Trump Affordability Rally Turns Into Dark Rant on “Filthy” Countries
The term “shithole countries” is back, and this time Donald Trump isn’t embarrassed to say it publicly.

Donald Trump’s rally in Pennsylvania Tuesday was supposed to be about affordability. Instead, it devolved into him bashing immigrants and using an epithet that he’s previously denied saying.
In Mount Pocono, Trump related to the crowd a meeting in which he said, “Why is it we only take people from shithole countries? Right? Why can’t we have some people from Norway, Sweden, just a few? Let’s have a few. From Denmark, do you mind sending us a few people? Send us some nice people, do you mind?
“But we always take people from Somalia, places that are a disaster, right? Filthy, dirty, disgusting, ridden with crime. The only thing they’re good at is going after ships,” Trump added.
Trump: I said, why is it we only take people from shit hole countries, right? Why can't we have some people from Norway, Sweden, Denmark… But we always take people from Somalia… places that are a filthy, dirty, disgusting pic.twitter.com/hMeIe1u7Wj
— Acyn (@Acyn) December 10, 2025
Trump was reported to have made the “shithole countries” remark way back in 2018 during his first term to refer to Haiti and unnamed African countries, but he vehemently denied the reports at the time. Back then, he even kicked out a reporter from the Oval Office for asking whether Trump meant he wanted immigrants from European or predominantly white countries.
Now it seems that the mask is off. For years, Trump has criticized immigrants from nonwhite countries, infamously accusing Haitian immigrants in Springfield, Ohio, of eating cats and dogs, during his 2024 presidential campaign.

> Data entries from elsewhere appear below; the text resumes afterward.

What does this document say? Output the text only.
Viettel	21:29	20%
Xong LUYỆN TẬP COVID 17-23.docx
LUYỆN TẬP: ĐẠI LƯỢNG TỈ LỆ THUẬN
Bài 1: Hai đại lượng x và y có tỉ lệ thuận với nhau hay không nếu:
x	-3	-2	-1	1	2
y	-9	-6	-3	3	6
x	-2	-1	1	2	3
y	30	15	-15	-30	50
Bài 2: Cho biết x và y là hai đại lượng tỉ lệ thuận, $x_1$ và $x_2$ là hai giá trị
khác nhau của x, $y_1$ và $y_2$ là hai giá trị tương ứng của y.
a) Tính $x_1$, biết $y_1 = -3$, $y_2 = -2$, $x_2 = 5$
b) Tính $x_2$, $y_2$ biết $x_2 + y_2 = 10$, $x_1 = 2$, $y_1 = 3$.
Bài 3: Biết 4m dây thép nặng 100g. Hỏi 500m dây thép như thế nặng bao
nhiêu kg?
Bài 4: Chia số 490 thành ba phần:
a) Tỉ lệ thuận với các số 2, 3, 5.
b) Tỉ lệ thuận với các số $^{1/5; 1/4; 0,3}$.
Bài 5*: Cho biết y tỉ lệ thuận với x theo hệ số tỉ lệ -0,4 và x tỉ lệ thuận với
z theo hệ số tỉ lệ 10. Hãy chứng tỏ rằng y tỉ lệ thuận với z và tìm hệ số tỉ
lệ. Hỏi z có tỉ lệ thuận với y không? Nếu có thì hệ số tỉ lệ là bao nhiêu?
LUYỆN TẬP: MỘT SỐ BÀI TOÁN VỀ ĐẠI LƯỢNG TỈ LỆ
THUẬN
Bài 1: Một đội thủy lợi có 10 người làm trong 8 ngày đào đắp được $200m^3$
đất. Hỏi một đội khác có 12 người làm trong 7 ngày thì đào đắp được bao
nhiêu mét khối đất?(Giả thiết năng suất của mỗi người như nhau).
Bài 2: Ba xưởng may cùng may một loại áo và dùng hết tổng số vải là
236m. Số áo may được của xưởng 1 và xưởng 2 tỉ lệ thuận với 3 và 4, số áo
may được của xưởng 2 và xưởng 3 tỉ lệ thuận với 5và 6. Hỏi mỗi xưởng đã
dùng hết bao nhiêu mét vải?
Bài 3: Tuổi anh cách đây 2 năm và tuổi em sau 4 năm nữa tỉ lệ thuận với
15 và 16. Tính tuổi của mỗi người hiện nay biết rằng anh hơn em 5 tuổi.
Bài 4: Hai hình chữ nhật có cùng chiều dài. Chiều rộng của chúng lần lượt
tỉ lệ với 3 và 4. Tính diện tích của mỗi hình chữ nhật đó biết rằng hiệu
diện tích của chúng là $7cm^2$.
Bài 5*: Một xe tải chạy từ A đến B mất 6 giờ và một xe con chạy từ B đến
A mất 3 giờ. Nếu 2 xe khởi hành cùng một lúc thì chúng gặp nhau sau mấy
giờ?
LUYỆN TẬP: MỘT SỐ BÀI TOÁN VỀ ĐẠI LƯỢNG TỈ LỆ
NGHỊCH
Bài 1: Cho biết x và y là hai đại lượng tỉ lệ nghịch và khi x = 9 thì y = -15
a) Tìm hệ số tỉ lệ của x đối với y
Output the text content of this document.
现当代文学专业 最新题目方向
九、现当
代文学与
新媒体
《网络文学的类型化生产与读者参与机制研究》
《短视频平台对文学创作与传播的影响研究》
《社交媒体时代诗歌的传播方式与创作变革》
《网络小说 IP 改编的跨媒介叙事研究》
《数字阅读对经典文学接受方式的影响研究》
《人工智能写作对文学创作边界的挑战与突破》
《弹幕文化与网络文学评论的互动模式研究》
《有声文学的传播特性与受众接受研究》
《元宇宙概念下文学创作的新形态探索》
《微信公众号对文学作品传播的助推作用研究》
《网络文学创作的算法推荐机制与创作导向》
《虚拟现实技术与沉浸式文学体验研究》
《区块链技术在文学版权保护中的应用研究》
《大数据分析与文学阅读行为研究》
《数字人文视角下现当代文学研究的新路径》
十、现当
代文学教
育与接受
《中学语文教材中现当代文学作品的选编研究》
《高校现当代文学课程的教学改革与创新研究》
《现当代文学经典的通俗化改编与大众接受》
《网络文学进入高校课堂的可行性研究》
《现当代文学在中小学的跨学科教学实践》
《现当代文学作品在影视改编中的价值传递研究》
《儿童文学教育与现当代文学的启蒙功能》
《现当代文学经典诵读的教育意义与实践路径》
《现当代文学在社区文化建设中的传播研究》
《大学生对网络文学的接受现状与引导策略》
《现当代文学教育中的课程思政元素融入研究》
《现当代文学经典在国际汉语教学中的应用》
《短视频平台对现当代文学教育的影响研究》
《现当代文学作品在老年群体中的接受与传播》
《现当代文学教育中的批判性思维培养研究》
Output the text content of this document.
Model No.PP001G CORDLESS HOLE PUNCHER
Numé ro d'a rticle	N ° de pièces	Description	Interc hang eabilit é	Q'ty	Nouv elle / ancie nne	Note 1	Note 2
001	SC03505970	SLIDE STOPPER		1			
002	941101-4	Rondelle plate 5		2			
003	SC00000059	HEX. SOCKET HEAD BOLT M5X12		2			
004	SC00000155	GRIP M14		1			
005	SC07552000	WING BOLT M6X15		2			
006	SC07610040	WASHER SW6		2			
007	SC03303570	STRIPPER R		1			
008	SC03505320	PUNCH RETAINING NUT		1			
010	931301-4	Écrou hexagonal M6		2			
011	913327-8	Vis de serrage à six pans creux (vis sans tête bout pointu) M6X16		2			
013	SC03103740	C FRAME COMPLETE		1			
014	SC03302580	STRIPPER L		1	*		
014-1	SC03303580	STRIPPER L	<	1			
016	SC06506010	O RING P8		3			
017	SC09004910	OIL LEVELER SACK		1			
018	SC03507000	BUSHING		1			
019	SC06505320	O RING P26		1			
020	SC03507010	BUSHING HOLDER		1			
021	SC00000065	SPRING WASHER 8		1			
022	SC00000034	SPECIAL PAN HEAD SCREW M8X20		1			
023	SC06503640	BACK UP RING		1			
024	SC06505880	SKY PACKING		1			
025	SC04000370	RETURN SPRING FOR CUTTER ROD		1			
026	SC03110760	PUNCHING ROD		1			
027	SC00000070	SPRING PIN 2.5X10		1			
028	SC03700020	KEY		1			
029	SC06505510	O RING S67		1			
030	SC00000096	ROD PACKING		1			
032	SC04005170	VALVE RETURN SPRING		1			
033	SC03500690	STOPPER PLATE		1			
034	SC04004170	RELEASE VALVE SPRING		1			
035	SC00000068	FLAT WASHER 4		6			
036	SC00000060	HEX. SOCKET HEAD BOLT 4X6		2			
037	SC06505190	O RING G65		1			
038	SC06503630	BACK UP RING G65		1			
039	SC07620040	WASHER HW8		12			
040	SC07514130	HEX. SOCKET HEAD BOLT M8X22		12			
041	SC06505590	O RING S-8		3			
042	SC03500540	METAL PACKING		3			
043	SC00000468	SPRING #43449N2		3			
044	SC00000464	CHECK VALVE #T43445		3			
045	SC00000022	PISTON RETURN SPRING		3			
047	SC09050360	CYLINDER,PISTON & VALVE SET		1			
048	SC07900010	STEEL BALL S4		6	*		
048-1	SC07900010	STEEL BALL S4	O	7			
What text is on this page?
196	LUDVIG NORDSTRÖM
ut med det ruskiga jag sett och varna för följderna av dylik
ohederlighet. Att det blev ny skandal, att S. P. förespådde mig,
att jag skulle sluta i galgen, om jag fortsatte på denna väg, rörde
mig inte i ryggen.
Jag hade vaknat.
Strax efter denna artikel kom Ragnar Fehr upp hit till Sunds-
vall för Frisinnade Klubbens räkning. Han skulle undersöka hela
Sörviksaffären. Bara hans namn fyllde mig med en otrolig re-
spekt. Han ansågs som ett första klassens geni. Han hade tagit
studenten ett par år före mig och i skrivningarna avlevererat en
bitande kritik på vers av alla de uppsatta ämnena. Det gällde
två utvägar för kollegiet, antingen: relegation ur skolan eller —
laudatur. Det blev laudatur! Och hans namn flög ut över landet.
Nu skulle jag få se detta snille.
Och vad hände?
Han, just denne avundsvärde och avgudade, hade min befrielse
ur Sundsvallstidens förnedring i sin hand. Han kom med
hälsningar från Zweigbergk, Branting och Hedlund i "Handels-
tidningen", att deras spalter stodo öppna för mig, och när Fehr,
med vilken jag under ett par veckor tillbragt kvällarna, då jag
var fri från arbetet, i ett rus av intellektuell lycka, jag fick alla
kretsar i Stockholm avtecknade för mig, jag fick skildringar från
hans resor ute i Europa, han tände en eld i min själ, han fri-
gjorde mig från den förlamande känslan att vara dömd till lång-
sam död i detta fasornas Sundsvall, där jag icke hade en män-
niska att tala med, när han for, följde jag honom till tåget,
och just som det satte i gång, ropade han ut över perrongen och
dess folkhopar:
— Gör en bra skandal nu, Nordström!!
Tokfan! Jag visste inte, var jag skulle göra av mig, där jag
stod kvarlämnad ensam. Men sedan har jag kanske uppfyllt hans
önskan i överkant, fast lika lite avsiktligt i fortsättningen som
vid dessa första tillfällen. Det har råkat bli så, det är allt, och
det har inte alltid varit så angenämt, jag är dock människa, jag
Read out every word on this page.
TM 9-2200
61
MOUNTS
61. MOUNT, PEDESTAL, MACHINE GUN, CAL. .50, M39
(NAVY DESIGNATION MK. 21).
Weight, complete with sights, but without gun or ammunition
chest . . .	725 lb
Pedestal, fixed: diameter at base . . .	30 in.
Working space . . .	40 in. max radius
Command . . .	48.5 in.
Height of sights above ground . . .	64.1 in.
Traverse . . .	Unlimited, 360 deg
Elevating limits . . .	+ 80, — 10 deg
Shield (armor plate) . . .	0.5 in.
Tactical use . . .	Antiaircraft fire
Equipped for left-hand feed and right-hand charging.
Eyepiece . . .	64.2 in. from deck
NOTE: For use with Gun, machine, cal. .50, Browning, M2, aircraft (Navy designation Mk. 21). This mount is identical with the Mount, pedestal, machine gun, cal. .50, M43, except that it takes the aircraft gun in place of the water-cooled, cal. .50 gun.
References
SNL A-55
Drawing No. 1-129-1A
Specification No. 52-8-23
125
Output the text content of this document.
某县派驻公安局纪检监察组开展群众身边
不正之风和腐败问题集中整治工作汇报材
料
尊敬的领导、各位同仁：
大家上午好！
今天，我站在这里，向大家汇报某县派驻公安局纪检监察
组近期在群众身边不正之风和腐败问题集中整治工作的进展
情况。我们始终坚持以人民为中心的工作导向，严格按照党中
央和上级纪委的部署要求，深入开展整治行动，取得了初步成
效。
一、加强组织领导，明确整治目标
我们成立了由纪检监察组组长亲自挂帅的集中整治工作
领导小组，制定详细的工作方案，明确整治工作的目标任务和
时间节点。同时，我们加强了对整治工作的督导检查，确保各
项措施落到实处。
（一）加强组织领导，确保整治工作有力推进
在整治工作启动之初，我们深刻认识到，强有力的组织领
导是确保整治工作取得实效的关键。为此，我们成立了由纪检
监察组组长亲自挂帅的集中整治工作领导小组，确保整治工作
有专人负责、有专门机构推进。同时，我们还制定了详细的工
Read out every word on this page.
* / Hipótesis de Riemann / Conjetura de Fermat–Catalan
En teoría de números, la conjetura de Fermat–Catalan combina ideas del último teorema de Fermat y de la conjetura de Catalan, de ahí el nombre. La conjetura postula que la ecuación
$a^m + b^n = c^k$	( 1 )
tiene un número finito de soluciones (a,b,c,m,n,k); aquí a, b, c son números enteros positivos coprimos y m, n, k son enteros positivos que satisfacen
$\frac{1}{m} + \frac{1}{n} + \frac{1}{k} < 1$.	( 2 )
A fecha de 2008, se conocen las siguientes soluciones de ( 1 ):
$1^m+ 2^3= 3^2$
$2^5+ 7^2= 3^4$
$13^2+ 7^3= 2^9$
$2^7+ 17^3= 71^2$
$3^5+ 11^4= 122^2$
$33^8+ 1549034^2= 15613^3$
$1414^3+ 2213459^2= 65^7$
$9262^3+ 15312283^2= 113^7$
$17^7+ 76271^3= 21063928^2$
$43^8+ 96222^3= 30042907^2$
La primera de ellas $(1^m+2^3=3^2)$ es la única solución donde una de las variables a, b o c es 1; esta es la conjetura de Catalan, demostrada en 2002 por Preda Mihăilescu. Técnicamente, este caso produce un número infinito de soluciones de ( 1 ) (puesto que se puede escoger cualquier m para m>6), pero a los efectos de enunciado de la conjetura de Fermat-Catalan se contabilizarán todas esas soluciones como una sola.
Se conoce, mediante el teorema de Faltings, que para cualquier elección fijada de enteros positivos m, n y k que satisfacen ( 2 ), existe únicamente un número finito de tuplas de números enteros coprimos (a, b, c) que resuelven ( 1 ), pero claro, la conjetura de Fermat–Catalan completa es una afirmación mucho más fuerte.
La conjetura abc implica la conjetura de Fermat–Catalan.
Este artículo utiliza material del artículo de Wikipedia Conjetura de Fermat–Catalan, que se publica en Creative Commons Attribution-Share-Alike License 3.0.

But he’s always denied using slurs to describe them until now.
Recently, Trump has described Somali immigrants as “garbage” and launched an immigration crackdown in Minnesota, home to the largest Somali community in the United States. It seems that the president thinks that he can fall back on racism to distract from the fact that the country’s economic problems are his fault.